Each of the aforementioned groups of buildings has their own special problems, that can contribute to mold growth.
Mold growth is the important element since all molds come from outdoors. When they are carried indoors by HVAC systems, doors, windows, on the clothing of occupants, and on supplies brought into the building and find the right combination of heat, moisture and food mold growth can be rapid and extensive.
Residences can have poorly ventilated kitchens and baths. Damp carpets, especially with pads and over wood subfloors are a great source of molds. Bathtubs and showers that have old caulking, water ponding, or accumulated dirt and soap residues will hold moisture and nutrients. Poorly draining room air conditioners can drain into the house, behind the walls, down the outside of the building, or into the ground, and then back into the house through walls or the basement. Condensate in poorly ventilated attics is not uncommon. (The recent increase in the use of ridge vents is solving many of these attic problems).
Office buildings have their own special problems as well. Keeping offices icy cool feels great in the summer but leads to condensation on the interior of windows and in walls between warm and cooler offices. Humidifiers seem to cause as many problems as they alleviate. Not keeping them clean allows the humidifier’s water reservoir to become a culture plate. Allowing the relative humidity to get too high especially during the seasonal transition (fall to winter, spring to summer), due to daily temperature changes of 30, 40 even 50 degrees results in office fog, (I’m referring to the physical, not mental type).

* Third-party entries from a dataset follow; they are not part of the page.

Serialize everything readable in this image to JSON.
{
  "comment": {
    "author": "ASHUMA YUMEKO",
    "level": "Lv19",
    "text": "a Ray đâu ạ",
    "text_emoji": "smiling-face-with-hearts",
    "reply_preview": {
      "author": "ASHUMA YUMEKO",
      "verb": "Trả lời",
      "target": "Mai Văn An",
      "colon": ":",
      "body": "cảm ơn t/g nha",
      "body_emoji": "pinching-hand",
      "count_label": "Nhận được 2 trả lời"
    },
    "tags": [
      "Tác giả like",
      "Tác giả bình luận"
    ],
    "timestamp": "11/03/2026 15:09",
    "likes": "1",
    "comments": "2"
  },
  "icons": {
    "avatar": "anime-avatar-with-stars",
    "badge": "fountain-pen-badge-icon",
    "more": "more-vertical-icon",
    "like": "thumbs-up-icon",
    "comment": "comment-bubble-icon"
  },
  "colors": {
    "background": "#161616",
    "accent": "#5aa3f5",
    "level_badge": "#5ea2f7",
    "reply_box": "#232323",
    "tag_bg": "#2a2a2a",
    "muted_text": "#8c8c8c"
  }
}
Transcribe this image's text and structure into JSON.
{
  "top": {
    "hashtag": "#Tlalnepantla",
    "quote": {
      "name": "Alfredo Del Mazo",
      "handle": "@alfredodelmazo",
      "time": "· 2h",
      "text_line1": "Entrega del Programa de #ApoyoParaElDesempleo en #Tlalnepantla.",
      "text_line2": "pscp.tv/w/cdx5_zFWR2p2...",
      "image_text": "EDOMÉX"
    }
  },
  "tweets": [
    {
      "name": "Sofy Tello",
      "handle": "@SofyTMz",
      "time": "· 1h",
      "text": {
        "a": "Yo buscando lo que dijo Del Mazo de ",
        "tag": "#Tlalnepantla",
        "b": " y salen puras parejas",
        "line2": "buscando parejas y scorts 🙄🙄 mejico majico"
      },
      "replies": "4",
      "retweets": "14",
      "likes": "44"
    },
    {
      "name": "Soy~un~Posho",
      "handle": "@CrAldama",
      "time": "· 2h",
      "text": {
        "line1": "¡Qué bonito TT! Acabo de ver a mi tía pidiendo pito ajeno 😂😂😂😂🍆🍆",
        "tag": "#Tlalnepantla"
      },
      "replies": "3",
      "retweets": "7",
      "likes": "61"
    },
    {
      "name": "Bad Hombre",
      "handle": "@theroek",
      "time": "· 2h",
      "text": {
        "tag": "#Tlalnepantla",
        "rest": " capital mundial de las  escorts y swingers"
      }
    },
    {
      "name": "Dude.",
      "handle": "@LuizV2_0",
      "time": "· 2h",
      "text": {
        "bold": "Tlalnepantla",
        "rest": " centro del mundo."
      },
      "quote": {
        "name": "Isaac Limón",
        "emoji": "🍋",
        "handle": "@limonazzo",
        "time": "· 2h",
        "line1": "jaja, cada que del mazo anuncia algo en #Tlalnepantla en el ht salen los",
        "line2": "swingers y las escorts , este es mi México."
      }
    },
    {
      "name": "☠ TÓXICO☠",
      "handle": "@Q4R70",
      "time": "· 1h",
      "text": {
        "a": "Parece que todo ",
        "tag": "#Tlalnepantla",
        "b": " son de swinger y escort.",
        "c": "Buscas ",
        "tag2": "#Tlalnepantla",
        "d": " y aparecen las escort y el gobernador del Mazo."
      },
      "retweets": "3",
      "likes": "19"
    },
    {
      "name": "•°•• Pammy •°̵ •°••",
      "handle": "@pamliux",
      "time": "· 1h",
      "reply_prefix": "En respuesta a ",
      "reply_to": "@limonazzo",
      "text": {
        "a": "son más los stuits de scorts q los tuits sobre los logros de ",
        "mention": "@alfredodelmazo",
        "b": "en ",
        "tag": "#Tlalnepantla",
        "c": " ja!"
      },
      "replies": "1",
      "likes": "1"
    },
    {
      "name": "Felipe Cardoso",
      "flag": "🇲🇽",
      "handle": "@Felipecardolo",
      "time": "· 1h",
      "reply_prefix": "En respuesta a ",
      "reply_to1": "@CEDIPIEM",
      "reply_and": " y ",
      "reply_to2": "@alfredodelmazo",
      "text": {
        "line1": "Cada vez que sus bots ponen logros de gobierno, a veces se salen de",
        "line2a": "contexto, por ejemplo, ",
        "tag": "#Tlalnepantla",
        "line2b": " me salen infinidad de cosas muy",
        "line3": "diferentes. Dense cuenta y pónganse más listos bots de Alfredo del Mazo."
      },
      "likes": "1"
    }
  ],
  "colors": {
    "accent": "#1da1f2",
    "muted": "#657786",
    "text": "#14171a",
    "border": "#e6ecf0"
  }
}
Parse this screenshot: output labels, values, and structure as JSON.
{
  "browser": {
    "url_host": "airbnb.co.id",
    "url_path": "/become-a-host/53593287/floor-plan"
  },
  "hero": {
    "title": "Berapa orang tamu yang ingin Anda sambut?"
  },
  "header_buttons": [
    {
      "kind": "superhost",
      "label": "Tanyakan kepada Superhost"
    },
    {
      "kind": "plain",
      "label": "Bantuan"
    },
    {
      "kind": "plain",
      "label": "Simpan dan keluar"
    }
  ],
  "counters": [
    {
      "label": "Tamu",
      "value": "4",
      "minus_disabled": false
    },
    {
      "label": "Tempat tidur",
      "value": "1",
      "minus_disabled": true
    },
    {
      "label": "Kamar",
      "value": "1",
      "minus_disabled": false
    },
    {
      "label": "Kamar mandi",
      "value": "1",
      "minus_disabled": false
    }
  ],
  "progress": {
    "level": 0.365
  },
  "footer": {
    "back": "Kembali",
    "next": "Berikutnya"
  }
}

These humidifiers must be meticulously maintained so they don’t create more problems than they correct.
Manufacturing and production facilities have their own unique problems caused by water used in their processes or for temperature control (whether heating or refrigeration). Also, many manufacturing operations have offices under the same roof but the air handling system is not adequate for this completely different environment. The consequences are often too little air movement to deal with the office activity, resulting in dampness, condensation, or inadequate drainage and mold, mold, mold!
Warehouse buildings can have problems with leaking roofs or poor drainage, which dampens stored goods where molds can grow undisturbed for long periods of time. Leaking or damaged raw materials or product can soak packaging. Cellulose (cardboard or paper packaging) is an excellent food source for mold.
Offices in warehouses have the same problems as those in manufacturing facilities. The buildings are not designed with a dual purpose in mind. Thus they are not environmentally controlled to meet office air quality guidelines.
The objective of this article is not to identify every possible source of moisture that can create an environment where mold can grow. Perhaps another time. The important facts are two: First, prevent accumulation of water or high humidity and second, if prevention fails, correct the water/moisture problem before anything else. Other remedies will only offer temporary relief.
In further articles, we’ll talk about remedies for those who live or work next to a swamp, at the waterfront, or next door to a power plant cooling tower, where moisture control is not a real option.